Will Ukraine interior minister’s death cut reforms short?

A helicopter crash has killed Denys Monastyrskyy, Ukraine’s interior minister, who was reforming his nation’s notoriously corrupt and brutal police force.

The 42-year-old lawyer was one of President Volodymyr Zelenskyy’s protégés appointed to clean up the Augeas stables of Ukrainian law enforcement.

Post-Soviet Ukraine’s interior ministry has about 350,000 staffers and an outsized role, which includes control over emergency and migration services as well as the border and national guard.

Tens of thousands of police officers have also been dispatched to work in the “anti-terrorist operation” against pro-Russian separatists in southeastern Ukraine since that uprising began in 2014.

Since Russia launched its invasion in February, Monastyrskyy had presided over the increased role of police in daily life.

His officers have cleared landmines in recaptured areas, exhumed the remains of civilians and collected evidence against Russian servicemen for war crimes prosecutions.

They have also built and operated “points of invincibility”, hundreds of tents where anyone could get warm, recharge their mobile phones and have a cup of tea or hot soup during Russian attacks on power stations that led to hours-long blackouts.

Rocked by scandals

For decades, the interior ministry’s top brass had political ambitions that often contradicted their job descriptions and led to dozens of scandals and a string of unsolved high-profile murders.

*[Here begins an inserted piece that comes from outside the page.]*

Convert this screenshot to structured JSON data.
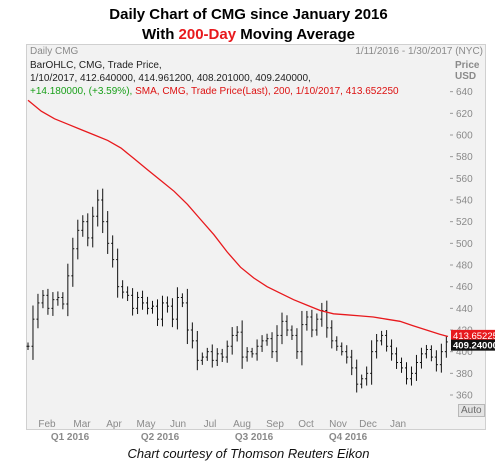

Monastyrskyy’s predecessor Arsen Avakov was appointed by previous President Petro Poroshenko. In 2014, he helped create dozens of volunteer battalions, including the Azov regiment, to fight the pro-Russian separatists and later made them part of the police force.

He faced criticism for backing far-right and ultra-nationalist groups that often assaulted their critics and brutally fought with police but almost always walked free without facing charges.

Avakov started widely publicised reforms that included obligatory exams and background checks for each police officer, which were aimed at eliminating corruption.

But critics said the reforms were superficial because most of the officers passed the exams. Meanwhile, the dismissed ones sued the interior ministry, and most got their jobs back along with hefty compensation.

After Avakov fell out with Zelenskyy and was fired in July 2021, Monastyrskyy took on a big job.

First, he succeeded in navigating his ministry away from political storms.

“Since his appointment, the ministry became a stable structure,” Igar Tyshkevich, a Kyiv-based analyst, told Al Jazeera. “It stepped aside from key political conflicts.”